Carta, afago, presente, tempo? Me abstenho.
Eu me abstenho de tentar curar você. Curar essa descrença auto imposta naquilo que nos faz o que somos, do medo declarado de quebrar a realidade em desejos impuros da tua vontade. Choro pela manhã, essência envenenada. Qual poção poderia eu oferecer?
Uma carta? Escrevi minha alma e minha verdade, sem exitar, sangrei meu desequilíbrio na língua da nossa falsa intimidade, teu sorriso fragmentado em alegria e inspiração fui capaz de garimpar, o teu eu resgatei através do olhar surpreso pelas palavras além do tempo, antes e depois."Vou te amar" teu lábios zuniram, signifiquei e me perdi.
Um afago? Te guardei em mim com raízes ambidestras, nutrindo todo florescer do suor da tua pele, de toda ela. Frutos? Os sons desconexos e altos guiados pelo meu toque, comandos, encontro de almas, pressão do oceano em duas mãos, suavidade esculpida em beijos. Aqueles olhares te assustaram? Ou fui apenas uma boa opção?
Um presente? Que tipo de objeto superaria a dada fatia de músculo cardíaco rasgada e entregue sob jurisdição do sagrado, que foi guardada num envelope de arame farpado, ornado por flores regadas com o sangue mestiço - minha coragem desmedida e tua doença -, por você exposto num forno com outros, expelindo aroma de carne torrada e cinzas.

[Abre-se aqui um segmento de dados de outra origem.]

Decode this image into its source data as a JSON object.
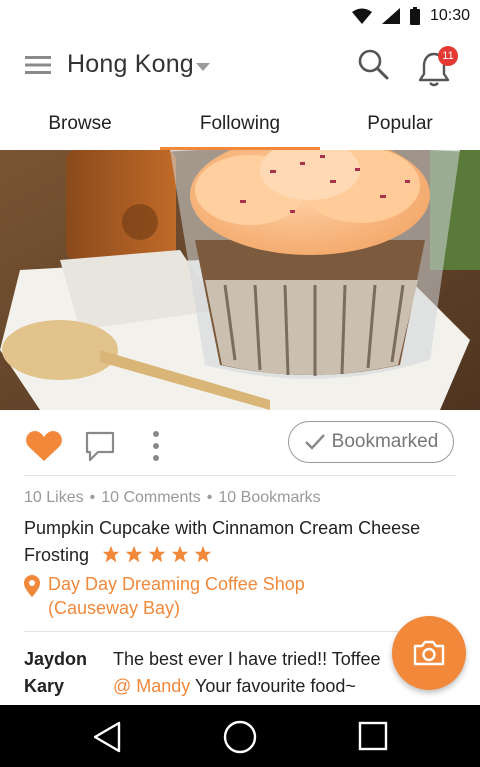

Um tempo? Eu, leão, língua queimando, sede. Você surgiu como um rio - força da natureza, imparável, desejada como nunca - e me reconheci no reflexo. Na correnteza me joguei, me doei, me afoguei - pulmões ardendo, consciência fugindo -. A superfície se fez necessária e você sabe que já nadei muito pra respirar nessa vida. Volto para a selva, minha selva. Matei minha sede por hoje e outros rios virão. E você, passou. Nada pude fazer por você além de ser o que nasci pra ser.
Me abstenho.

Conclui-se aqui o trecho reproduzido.